1973 doğumluyum. İlkokul çağlarımdaki ülke şartlarından dolayı ilkokula gidemesem de sınıf öğretmeni olan annem evde okuma yazmayı öğretti bana… 5. sınıf yaşıma geldiğimde “ille de okul” dememin ardından o dönemde iki aylık periyotlarla fizik tedavi için devam ettiğim İstanbul Acıbadem’deki Spastik Çocuklar Derneği’ndeki uzmanların “evet bu çocuk okumalı” şeklindeki ifadelerinin ardından okul maceram başlamış oldu.
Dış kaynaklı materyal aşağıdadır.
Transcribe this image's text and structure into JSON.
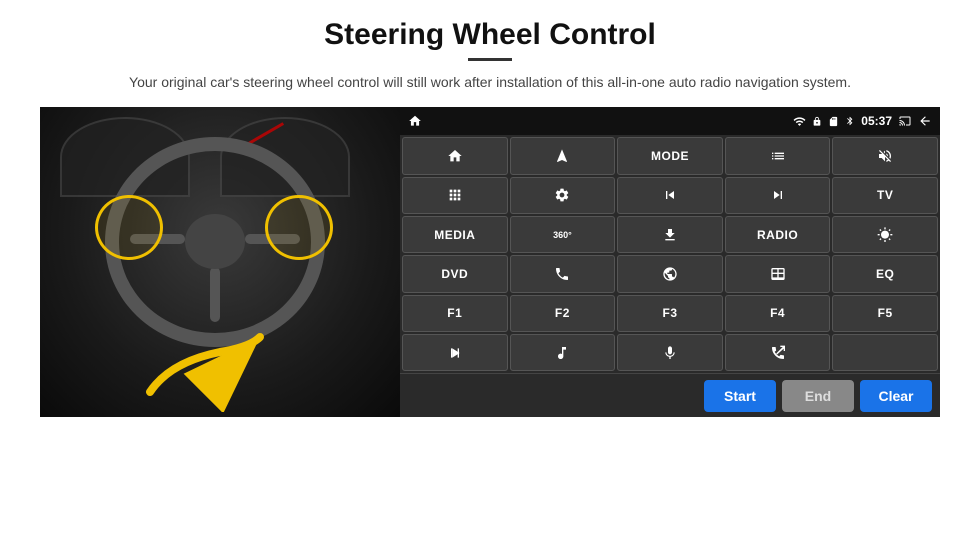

Okumak için meb’e başvurduk, bana özel bir sınav yapıldı. Bu sınav sonucunda “ilkokuldan mezun olabilir” hükmü verilse de 1 yıl dahi olsa ilkokul öğretmeni görme arzumda direttim. 1984-85 öğretim yılında, annemin de görev yaptığı okulda şansıma, öğretmenimin doğum iznine ayrılmasından dolayı bir yılda iki öğretmen görerek, mezun oldum.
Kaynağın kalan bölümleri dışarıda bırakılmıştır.